Confieso -y en parte me arrepiento- de ser un acusica que la tiene tomada con los políticos. Lo único que me salva es que no distingo de colores. Me da igual el tema que defiendan. Cuando quieren convencer y dicen simplezas, siento comezón: como un desasosiego interior irresistible.
¿Acaso mienten? No lo sé, pero tengo la sospecha justificada de que una mayoría de políticos no distingue las diferencia que existe entre mentir y faltar la verdad.
Uno escucha las preguntas y repreguntas que se hacen entre políticos parlamentarios de la Alta Cámara y después de adivinar que no les guía un sentido constructivo - por la mala leche que destilan - resulta, en consecuencia, que no tienen ni chispa de ingenio. No ironizan; se dan dentelladas como vulgares caninos.
De otro parlamento, posiblemente anglosajón, (hasta puede que el dicho sea apócrifo), cuentan que uno de sus miembros para desacreditar a su rival, dijo: "¿Qué se puede esperar de un político que lleva el calzoncillo a rayas?". Y claro, le llegó la respuesta merecida en el turno de réplica: "Quiero manifestarle mi dolor antes de entrar en materia: "Por cierto, ¡qué indiscreta es su señora!"
Aquí, entre nosotros: ¿por qué aplauden los políticos las intervenciones de sus compañeros de equipo? Para cualquier observador perspicaz, a eso, en castellano, es como poner albarda sobre albarda. En política todo lo que no es evidente siempre conviene apoyarlo con una explicación.

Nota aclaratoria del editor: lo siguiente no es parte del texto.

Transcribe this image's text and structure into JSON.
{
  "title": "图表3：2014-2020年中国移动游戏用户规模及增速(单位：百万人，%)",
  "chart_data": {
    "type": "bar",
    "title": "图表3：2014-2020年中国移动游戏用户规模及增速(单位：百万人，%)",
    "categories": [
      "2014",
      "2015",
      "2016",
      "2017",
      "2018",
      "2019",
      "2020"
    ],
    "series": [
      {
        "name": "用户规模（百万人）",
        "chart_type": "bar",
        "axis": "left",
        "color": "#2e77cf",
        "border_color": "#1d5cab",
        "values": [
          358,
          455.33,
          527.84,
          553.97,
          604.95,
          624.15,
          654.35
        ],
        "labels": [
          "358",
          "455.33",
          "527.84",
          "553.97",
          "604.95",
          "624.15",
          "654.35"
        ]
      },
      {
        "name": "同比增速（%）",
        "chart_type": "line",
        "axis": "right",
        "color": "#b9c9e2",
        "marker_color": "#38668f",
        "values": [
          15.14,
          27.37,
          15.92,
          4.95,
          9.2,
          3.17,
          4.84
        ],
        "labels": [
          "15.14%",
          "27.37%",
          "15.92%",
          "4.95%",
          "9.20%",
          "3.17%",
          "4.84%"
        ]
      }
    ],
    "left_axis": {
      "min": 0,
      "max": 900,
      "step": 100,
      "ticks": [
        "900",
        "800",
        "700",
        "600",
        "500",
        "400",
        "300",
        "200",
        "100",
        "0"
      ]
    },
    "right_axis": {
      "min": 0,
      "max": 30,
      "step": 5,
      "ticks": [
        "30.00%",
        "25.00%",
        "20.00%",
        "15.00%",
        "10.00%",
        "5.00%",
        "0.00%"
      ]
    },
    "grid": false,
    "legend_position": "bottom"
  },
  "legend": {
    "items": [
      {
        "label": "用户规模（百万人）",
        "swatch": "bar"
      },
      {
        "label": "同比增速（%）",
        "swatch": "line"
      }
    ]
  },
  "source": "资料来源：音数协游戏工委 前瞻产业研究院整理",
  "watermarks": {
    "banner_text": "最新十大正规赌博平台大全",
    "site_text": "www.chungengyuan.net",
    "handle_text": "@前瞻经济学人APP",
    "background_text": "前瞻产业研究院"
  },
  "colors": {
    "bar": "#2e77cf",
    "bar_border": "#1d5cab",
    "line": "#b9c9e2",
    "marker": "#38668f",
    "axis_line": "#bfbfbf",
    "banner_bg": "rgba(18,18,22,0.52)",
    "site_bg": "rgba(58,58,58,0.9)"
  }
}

No hacen falta aplausos, ya que, entre gente de la misma camada, suenan a falso: como si las crías aplaudiesen a su mamá después de tomar la teta. Hay manifestaciones que por explícitas, están de más: sobran.
En fin, mentir es decir lo contrario de lo que se piensa con intención de engañar. Donde esa mala intención no se da, no hay mentira aunque se falte a la verdad.